The investment fund set up under European Commission head Jean-Claude Juncker is designed to to boost the region’s economy.
But nearly all of the money spent so far has gone to the 15 richest countries in the European Union, leaving the other 13 poorer ones out in the cold according to a report by the European Investment Bank, which has not been officially released but which was seen by the Reuters news agency.

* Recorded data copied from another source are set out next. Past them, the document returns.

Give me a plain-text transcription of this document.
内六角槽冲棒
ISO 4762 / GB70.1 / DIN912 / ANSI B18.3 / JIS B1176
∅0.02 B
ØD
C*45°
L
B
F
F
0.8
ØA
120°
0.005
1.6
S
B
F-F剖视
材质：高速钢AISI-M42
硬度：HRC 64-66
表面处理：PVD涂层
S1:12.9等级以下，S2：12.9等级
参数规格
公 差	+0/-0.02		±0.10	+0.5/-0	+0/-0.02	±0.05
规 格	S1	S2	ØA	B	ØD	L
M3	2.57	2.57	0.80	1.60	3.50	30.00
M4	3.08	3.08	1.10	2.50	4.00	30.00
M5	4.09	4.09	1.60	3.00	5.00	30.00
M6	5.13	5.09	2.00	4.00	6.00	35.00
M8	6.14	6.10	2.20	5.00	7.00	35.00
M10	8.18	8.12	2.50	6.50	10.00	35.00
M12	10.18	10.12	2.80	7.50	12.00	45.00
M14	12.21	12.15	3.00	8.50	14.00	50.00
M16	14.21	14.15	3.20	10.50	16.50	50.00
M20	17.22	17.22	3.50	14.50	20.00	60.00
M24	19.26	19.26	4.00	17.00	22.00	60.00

Energy projects have benefited most from the scheme, which also covers transport, infrastructure, information technology, research and development, industry and tourism.
Known officially as the Commission’s Investment Plan for Europe, it attracts private investment funding, with 21 billion euros of public money used to underwrite the more risky elements. That 21 billion comes from the European Fund for Strategic Investment (EFSI).
But the European Investment Bank (EIB) has reportedly said it is concerned that 92 percent of the funding went to the European Union’s richer countries.
Italy, Spain and – ironically – Britain, which has voted to leave the EU, got the most for infrastructure and innovation projects.
Germany, France and Italy received the most in support for SMEs (small and medium sized enterprises).
By the end of June, one year into the three-year scheme, the programme had generated 104.75 billion of investment, or one third of the planned outcome, the EIB said in its evaluation report.
It has been proposed the scheme should be expanded with Jean-Claude Juncker saying it will target 630 billion euros by 2022.